Prep Time : 00h 30
Cooking Time : 02h 00
Servings Number : 4 people
Discover a delicious chicken shawarma recipe that combines marinated, tender chicken with aromatic spices. Perfect for wraps, salads, or bowls, this easy-to-follow recipe will transport your taste buds to the streets of the Middle East!
Ingredients
- 2 lb (packs Butcherbox.ca BLSL Chicken Thighs
- 3/4 tablespoon ground cumin
- 3/4 tablespoon turmeric powder
- 3/4 tablespoon ground coriander
- 3/4 tablespoon garlic powder
- 3/4 tablespoon sweet Spanish paprika
- 1/2 teaspoon ground cloves
- 1/2 teaspoon cayenne pepper, more if you prefer
- 1/3 cup Extra virgin olive oil
- 1 large lemon, juiced
- To taste Kosher salt
- To taste Black pepper
- 1 large yellow onion, sliced into thick rounds
- 1 Roma tomato (optional)
- To serve pita, tomato wedges, cucumber slices, pickled onion and/or turnip, tahini, tzatziki, and other garnishes as desired
Method
- Make the marinade. In a large bowl, combine cumin, turmeric, coriander, garlic powder, paprika, cloves and cayenne – stir to blend well. Add enough olive oil to fully coat the chicken (about 1/3 cup), and the lemon juice. Whisk well.

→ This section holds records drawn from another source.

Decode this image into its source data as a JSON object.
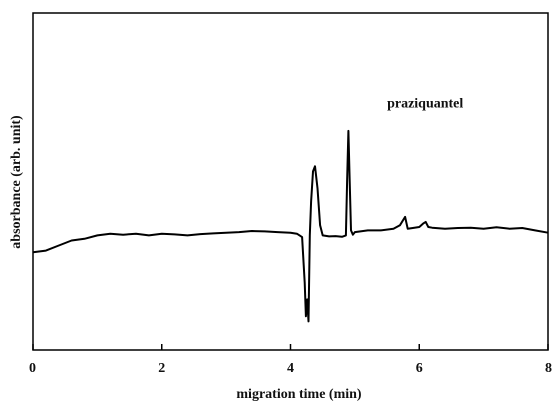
{
  "chart_data": {
    "type": "line",
    "title": "",
    "xlabel": "migration time (min)",
    "ylabel": "absorbance (arb. unit)",
    "xlim": [
      0,
      8
    ],
    "ylim": [
      0,
      100
    ],
    "y_ticks_shown": false,
    "x_ticks": [
      0,
      2,
      4,
      6,
      8
    ],
    "x_tick_labels": [
      "0",
      "2",
      "4",
      "6",
      "8"
    ],
    "grid": false,
    "legend": "none",
    "line_color": "#000000",
    "annotations": [
      {
        "text": "praziquantel",
        "x": 5.5,
        "y": 72
      }
    ],
    "series": [
      {
        "x": [
          0.0,
          0.2,
          0.4,
          0.6,
          0.8,
          1.0,
          1.2,
          1.4,
          1.6,
          1.8,
          2.0,
          2.2,
          2.4,
          2.6,
          2.8,
          3.0,
          3.2,
          3.4,
          3.6,
          3.8,
          4.0,
          4.1,
          4.18,
          4.22,
          4.24,
          4.26,
          4.28,
          4.3,
          4.32,
          4.35,
          4.38,
          4.42,
          4.46,
          4.5,
          4.6,
          4.7,
          4.8,
          4.86,
          4.88,
          4.9,
          4.92,
          4.94,
          4.97,
          5.0,
          5.2,
          5.4,
          5.6,
          5.7,
          5.78,
          5.82,
          5.9,
          6.0,
          6.06,
          6.1,
          6.14,
          6.2,
          6.4,
          6.6,
          6.8,
          7.0,
          7.2,
          7.4,
          7.6,
          7.8,
          8.0
        ],
        "y": [
          29.0,
          29.5,
          31.0,
          32.5,
          33.0,
          34.0,
          34.5,
          34.2,
          34.5,
          34.0,
          34.5,
          34.3,
          34.0,
          34.4,
          34.6,
          34.8,
          35.0,
          35.3,
          35.2,
          35.0,
          34.8,
          34.5,
          33.5,
          20.0,
          10.0,
          15.0,
          8.5,
          34.0,
          44.0,
          53.0,
          54.5,
          48.0,
          37.0,
          34.0,
          33.7,
          33.8,
          33.6,
          34.0,
          50.0,
          65.0,
          50.0,
          35.5,
          34.2,
          35.0,
          35.5,
          35.5,
          36.0,
          37.0,
          39.5,
          36.0,
          36.2,
          36.5,
          37.5,
          38.0,
          36.5,
          36.3,
          36.0,
          36.2,
          36.3,
          36.0,
          36.4,
          36.0,
          36.2,
          35.5,
          34.8
        ]
      }
    ]
  }
}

- Marinate the chicken. Season the chicken on both sides with salt and pepper. Add the chicken to the bowl and toss well so the chicken is well coated in the marinade. Tuck in the onion rounds, leaving them whole. If you have the time, cover and refrigerate for a couple hours or overnight, otherwise, set aside at room temperature for about 20 to 30 minutes while the grill heats up.
- Assemble the chicken on the spit/vertical skewer. Slide a thick slice of onion onto the vertical spit and push it all the way down to the base. Slide the chicken onto the spit, one at a time, changing the direction of the chicken pieces as you layer and adding the sliced onions in between every 2 to 3 pieces of chicken (this imparts great flavor). Add the tomato at the very top, if using.
- Prepare and heat the grill. Heat the grill to 375°F (or medium-high).
- Grill the chicken. Place the base of the vertical spit with the chicken over indirect heat and close the lid. After 30 minutes, open the grill and turn the base of the spit 90 degrees. Using a brush, baste the chicken with the drippings. Close the lid and cook another 30 minutes. Do this again, if needed, rotating the spit and basting the chicken, until the chicken is well charred on the outside and its internal temperature reaches in the thickest part closer the skewer is 160°F, about 1 1/2 hours.
- Slice. Allow the chicken to rest for a few minutes at room temperature so its juices redistribute as its temperature rises to 165°F. Take a large chef’s knife and thinly slice the chicken from top to bottom. Rotate the spit and keep shaving the chicken off until all the chicken and onions have landed in the pan attached to your spit.